Last year, billionaire Ken Griffin's Citadel hedge fund returned around $7 billion in profits to its investors. It now looks as if history will repeat itself. An unnamed insider recently revealed to Reuters that Citadel plans to return another $7 billion or so to investors after generating double-digit gains in 2023.

Citadel owns positions in many stocks and exchange-traded funds (ETFs). These are three of the hedge fund's biggest holdings as of Sept. 30.

1. Microsoft

Griffin's fund owned more than 5 million shares of Microsoft (MSFT 1.82%) at the end of the third quarter, valued at roughly $1.6 billion. The tech giant has been a huge winner for Citadel in 2023, with its shares soaring more than 55%.

In a way, Citadel's position in Microsoft was even greater than those numbers indicate. The hedge fund's second-largest holding at the end of Q3 was Activision Blizzard, with more than 15 million shares of the gaming company valued at over $1.4 billion. Microsoft acquired Activision in October in an all-cash transaction.

It makes sense why Citadel likes Microsoft so much. The company is at the forefront of many of the most important technologies around. Gaming is obviously one of them, especially now that Activision Blizzard is part of Microsoft.

Microsoft is also a top player in artificial intelligence (AI). Its large investment in OpenAI continues to reap benefits. Microsoft has integrated OpenAI's ChatGPT-4 large language model throughout its products. This move helped turbocharge the company's Azure cloud platform growth in its latest quarter.

2. Boston Scientific

Citadel has held shares of Boston Scientific (BSX -0.12%) for years, initiating a position in the medical technology company in 2013. At the end of Q3, the hedge fund owned more than 21 million shares of Boston Scientific, valued at over $1.1 billion.

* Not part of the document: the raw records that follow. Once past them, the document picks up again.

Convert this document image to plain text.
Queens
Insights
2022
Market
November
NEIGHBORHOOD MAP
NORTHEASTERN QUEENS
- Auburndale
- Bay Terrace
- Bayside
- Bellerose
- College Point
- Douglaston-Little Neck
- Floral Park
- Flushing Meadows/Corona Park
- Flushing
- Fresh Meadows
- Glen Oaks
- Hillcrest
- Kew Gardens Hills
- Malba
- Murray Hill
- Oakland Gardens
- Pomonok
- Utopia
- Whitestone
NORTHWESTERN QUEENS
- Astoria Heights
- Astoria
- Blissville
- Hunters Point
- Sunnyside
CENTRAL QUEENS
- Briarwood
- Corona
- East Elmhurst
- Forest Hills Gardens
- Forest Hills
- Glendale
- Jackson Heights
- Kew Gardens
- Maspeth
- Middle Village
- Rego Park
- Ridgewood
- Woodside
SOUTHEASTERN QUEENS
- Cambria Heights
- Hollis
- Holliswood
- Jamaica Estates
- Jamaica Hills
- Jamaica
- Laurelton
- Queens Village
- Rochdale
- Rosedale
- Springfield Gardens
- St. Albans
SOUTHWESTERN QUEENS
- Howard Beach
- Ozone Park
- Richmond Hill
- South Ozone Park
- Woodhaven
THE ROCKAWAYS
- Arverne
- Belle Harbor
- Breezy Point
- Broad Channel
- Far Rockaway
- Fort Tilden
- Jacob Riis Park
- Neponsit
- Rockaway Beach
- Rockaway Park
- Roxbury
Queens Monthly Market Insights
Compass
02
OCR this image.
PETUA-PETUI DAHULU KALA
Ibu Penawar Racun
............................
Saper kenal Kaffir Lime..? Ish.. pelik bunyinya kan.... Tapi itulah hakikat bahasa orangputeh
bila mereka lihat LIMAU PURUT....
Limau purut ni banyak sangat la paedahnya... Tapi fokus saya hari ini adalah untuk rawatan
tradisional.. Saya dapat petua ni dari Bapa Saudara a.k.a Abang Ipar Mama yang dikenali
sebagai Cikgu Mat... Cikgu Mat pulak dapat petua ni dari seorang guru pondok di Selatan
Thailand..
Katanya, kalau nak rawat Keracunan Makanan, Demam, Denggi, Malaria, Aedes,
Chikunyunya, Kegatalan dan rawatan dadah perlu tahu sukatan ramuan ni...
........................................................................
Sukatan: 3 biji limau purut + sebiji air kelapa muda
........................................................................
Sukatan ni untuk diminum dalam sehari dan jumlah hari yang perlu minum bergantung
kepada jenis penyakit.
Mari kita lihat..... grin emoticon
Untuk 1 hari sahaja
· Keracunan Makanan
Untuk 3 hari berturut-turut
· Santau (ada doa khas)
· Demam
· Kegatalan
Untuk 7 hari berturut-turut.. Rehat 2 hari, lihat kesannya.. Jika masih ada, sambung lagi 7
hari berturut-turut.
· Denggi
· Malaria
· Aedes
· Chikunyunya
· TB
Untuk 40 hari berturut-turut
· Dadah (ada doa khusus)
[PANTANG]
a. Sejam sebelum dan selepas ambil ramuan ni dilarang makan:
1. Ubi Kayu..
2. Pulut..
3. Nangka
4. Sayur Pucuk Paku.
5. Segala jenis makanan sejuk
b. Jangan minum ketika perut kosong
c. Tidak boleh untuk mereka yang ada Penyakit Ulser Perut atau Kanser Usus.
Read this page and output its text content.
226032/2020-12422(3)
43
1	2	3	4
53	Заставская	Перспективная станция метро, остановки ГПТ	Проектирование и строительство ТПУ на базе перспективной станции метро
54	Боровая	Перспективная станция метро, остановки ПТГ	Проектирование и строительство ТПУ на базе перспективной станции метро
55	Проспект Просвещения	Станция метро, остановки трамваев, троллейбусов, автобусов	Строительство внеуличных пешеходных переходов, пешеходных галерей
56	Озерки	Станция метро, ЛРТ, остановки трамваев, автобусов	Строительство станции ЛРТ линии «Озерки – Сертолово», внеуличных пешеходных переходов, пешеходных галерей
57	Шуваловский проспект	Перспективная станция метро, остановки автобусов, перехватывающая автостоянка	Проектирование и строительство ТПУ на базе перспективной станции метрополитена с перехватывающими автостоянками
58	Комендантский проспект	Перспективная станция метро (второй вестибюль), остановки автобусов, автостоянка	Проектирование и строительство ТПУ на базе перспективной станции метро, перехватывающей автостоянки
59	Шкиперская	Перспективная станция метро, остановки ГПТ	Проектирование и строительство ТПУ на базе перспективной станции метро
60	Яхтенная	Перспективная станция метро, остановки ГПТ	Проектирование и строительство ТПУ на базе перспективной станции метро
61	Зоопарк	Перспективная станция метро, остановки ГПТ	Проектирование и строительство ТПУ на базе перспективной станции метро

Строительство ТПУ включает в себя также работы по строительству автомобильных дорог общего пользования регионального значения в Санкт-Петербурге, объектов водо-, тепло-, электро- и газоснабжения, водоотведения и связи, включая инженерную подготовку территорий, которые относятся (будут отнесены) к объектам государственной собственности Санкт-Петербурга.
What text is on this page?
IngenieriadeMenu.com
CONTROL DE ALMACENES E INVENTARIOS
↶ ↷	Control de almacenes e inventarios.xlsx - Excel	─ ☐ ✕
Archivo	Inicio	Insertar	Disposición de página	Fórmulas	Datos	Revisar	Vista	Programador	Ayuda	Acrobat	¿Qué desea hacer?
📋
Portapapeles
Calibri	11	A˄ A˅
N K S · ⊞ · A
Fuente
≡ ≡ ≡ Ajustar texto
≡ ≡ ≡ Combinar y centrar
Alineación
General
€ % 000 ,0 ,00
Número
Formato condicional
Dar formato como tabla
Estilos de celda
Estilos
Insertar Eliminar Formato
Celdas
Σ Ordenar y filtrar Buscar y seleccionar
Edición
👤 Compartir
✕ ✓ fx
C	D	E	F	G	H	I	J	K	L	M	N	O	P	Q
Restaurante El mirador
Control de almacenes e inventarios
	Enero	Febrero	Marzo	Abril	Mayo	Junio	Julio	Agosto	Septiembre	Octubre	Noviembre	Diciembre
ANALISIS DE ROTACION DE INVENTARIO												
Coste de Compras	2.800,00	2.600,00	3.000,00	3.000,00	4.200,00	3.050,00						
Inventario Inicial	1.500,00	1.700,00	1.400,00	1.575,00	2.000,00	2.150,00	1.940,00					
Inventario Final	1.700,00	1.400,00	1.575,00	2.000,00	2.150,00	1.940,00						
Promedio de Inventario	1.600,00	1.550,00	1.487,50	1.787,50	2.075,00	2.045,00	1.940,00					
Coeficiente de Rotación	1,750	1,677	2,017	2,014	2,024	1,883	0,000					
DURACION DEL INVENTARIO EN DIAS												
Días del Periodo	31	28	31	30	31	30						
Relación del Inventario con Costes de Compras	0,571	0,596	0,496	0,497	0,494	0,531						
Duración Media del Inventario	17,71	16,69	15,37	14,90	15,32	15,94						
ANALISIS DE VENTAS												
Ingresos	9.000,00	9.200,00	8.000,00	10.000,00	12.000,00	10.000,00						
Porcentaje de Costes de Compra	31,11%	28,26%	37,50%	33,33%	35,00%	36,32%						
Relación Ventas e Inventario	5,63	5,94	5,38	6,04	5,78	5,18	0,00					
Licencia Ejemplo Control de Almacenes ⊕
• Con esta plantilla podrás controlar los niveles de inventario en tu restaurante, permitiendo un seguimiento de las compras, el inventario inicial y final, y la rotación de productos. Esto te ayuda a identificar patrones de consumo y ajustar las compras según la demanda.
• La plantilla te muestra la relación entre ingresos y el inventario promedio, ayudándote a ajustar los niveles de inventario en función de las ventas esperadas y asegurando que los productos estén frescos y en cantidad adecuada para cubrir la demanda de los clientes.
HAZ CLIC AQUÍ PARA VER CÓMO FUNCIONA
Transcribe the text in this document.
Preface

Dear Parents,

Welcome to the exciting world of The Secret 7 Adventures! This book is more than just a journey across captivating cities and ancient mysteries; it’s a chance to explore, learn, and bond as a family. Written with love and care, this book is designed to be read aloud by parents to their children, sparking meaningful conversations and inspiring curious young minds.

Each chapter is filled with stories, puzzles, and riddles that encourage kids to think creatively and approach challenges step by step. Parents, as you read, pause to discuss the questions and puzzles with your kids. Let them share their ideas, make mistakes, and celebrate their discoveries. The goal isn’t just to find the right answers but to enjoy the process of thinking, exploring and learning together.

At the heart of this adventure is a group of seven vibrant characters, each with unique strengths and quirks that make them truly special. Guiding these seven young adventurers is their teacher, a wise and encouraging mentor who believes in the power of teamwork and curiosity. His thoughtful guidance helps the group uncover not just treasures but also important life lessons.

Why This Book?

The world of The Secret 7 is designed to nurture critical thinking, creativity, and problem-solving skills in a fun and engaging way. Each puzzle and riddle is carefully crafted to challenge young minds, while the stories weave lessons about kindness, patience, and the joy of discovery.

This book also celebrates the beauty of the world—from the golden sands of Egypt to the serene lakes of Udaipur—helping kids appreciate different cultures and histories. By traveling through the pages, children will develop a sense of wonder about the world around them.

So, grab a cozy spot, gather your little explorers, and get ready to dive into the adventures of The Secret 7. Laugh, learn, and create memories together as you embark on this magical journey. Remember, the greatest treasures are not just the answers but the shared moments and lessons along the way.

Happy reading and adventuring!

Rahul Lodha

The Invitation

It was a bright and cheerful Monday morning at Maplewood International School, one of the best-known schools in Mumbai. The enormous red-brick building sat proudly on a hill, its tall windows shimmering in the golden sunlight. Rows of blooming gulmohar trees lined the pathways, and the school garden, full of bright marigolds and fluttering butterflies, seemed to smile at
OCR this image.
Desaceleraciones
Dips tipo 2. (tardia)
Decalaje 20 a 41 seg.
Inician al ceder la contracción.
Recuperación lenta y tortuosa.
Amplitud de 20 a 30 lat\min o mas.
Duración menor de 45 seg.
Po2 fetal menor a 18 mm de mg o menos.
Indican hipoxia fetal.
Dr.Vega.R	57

The stock has delivered a gain of roughly 6x since Citadel first bought shares. It has also been a solid winner in 2023, jumping more than 20%.

What does Griffin and his team see in Boston Scientific? For one thing, the healthcare markets the company competes in should grow robustly going forward, especially with aging populations. And Boston Scientific has significant exposure to many of the higher-growth markets in the space.

Citadel's investment managers also no doubt view Boston Scientific's continual innovation as a big plus. The company invests in research and development at the high end of its peer group. It's using AI in creative ways to improve medical technology.

In 2023 alone, Boston Scientific launched around 90 new products. About 35% of the company's total revenue is generated by products introduced over the last three years.

3. SPDR S&P 500 ETF Trust

You might be surprised that Citadel's third-largest holding at the end of Q3 (excluding Activision Blizzard) was SPDR S&P 500 ETF Trust (SPY 0.95%). The hedge fund owned more than 2.4 million shares of the index ETF, valued at a little over $1 billion.

The SPDR S&P 500 ETF Trust, or SPY, ranks as the largest S&P 500 ETF in the world, with assets under management topping $446 billion. As its name indicates, the ETF owns positions in all the stocks that make up the S&P 500.

Citadel won't beat the market by owning SPY. However, 2023 has been a good year for the ETF, with its shares jumping over 21%.

SPY isn't the only S&P 500 ETF in Citadel's portfolio, either. The hedge fund also owns the iShares Core S&P 500 ETF and the Vanguard S&P 500 ETF.